Translations:To criticise Deep Adaptation, start here/29/en
For many people and other forms of life, collapse is a current experience directly resulting from the continuance of the societies that most of you reading this article benefit from. They are experiencing high-intensity disruptions and struggles for justice and healing. It is important to note that some people in Deep Adaptation networks have been badly affected by forest fires, storm damage, rising costs of living and the impacts of a pandemic made more likely by environmental degradation. However, most people are not yet experiencing the extreme impacts of climate disruption. That brings us to the matter of whether their engagement in Deep Adaptation is enabling people to change in ways that reduce intense suffering, either by reducing their complicity, challenging systems, or supporting humanitarian action. Some people who have roles within the Deep Adaptation field are promoting such responses. But it is not the main focus for people who engage in this discussion, who tend to be middle-class people in modern consumer societies. Nevertheless, it is possible to reduce daily suffering and injustice from our current lifestyles, while also preparing for societal collapse. The issue is one of emphasis, rather than an insurmountable barrier.
For many people and other forms of life, collapse is a current experience directly resulting from the continuance of the societies that most of you reading this article benefit from.
A related issue is the limited diversity of people engaged in Deep Adaptation at present.
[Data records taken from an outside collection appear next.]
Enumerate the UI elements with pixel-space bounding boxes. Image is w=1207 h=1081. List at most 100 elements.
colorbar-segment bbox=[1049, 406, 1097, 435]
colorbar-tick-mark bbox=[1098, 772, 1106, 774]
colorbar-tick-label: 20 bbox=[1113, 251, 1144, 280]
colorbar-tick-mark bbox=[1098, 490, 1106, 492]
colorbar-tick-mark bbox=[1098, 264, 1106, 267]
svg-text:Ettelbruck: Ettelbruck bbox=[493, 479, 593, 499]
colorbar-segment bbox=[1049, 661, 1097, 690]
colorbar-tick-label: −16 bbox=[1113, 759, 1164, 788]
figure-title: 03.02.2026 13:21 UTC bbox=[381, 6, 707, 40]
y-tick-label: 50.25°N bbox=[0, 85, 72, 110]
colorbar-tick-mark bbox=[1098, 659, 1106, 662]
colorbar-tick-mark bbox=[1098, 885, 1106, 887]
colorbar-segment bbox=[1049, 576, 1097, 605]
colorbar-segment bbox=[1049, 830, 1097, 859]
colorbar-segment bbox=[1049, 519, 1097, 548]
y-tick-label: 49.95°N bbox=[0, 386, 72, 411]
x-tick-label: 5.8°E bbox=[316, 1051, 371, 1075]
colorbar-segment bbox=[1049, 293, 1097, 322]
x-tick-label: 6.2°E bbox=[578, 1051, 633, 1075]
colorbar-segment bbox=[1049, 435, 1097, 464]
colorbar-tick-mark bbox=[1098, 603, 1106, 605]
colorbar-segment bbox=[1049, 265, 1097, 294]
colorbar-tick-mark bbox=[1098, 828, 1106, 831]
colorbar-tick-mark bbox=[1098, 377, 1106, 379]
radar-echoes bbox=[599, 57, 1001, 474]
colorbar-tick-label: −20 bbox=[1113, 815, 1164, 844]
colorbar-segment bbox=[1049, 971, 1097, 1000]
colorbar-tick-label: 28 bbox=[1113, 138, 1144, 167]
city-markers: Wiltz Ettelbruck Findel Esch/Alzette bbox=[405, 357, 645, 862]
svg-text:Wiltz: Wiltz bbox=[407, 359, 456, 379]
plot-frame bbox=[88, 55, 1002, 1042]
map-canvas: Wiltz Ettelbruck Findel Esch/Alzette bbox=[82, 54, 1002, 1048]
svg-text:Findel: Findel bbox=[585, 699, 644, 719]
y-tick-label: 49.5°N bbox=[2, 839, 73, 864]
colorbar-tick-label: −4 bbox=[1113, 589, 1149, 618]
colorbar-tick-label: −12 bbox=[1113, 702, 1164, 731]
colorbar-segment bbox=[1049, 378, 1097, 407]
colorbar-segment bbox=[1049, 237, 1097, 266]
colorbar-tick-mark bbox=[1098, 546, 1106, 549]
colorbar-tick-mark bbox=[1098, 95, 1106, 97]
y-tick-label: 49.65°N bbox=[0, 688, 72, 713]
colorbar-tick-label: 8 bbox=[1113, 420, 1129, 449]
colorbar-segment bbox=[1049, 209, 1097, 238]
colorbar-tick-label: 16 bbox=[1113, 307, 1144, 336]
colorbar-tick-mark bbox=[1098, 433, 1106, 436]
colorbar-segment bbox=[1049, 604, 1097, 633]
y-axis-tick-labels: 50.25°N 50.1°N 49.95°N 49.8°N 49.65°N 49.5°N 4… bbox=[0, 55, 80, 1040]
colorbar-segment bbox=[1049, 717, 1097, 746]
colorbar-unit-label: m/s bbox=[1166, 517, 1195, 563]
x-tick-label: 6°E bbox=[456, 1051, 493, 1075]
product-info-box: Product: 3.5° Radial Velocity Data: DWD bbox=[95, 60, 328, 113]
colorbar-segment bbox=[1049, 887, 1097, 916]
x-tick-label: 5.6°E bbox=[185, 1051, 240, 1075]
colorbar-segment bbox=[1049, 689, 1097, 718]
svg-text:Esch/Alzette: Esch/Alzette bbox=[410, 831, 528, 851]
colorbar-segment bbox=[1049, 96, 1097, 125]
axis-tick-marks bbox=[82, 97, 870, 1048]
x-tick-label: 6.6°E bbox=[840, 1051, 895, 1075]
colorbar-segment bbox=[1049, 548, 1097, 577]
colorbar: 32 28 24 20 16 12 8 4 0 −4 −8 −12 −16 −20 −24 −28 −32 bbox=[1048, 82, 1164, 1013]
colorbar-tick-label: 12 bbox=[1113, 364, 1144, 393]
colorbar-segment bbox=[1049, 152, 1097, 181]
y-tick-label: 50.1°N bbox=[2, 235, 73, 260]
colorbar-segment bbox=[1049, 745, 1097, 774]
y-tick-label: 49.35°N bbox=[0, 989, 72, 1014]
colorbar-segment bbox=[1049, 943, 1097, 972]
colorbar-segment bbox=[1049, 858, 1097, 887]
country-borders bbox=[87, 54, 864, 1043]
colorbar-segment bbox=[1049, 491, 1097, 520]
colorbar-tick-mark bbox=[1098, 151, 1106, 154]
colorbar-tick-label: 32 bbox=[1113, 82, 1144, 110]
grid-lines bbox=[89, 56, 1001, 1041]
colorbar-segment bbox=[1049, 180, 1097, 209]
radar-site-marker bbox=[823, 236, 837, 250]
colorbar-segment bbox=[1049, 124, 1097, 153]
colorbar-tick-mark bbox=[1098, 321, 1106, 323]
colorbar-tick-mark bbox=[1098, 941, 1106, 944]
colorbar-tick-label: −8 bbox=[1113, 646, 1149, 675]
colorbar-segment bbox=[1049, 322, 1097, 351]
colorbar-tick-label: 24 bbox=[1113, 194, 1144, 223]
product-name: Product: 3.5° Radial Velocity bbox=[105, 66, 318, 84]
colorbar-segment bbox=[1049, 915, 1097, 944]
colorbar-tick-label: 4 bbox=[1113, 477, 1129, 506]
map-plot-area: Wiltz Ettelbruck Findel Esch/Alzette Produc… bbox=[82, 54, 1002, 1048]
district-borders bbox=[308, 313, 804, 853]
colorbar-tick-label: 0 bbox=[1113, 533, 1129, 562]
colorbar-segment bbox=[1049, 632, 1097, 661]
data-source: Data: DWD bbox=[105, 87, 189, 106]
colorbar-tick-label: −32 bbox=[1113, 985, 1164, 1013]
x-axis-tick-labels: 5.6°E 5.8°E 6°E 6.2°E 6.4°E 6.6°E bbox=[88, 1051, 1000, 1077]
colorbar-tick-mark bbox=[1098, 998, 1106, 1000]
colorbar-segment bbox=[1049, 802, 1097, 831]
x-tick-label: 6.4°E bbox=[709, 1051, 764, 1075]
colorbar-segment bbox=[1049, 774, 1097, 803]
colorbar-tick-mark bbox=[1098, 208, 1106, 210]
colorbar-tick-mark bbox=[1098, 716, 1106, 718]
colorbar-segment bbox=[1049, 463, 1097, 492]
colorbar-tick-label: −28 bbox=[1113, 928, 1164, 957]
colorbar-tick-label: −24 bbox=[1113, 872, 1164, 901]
The concept was published in the English language from the UK and the main networks are in English, so a preponderance of white people might be expected. However, that means the communities emerging around Deep Adaptation may operate in ways that feel unwelcoming to people of colour. For instance, some of the emphasis on grief, love and wisdom may seem somewhat self-soothing, and downplay matters of complicity, accountability, justice, reparations and healing. They may see this as a means of depoliticising a topic to make it attractive for people who are less oppressed or less concerned with oppression.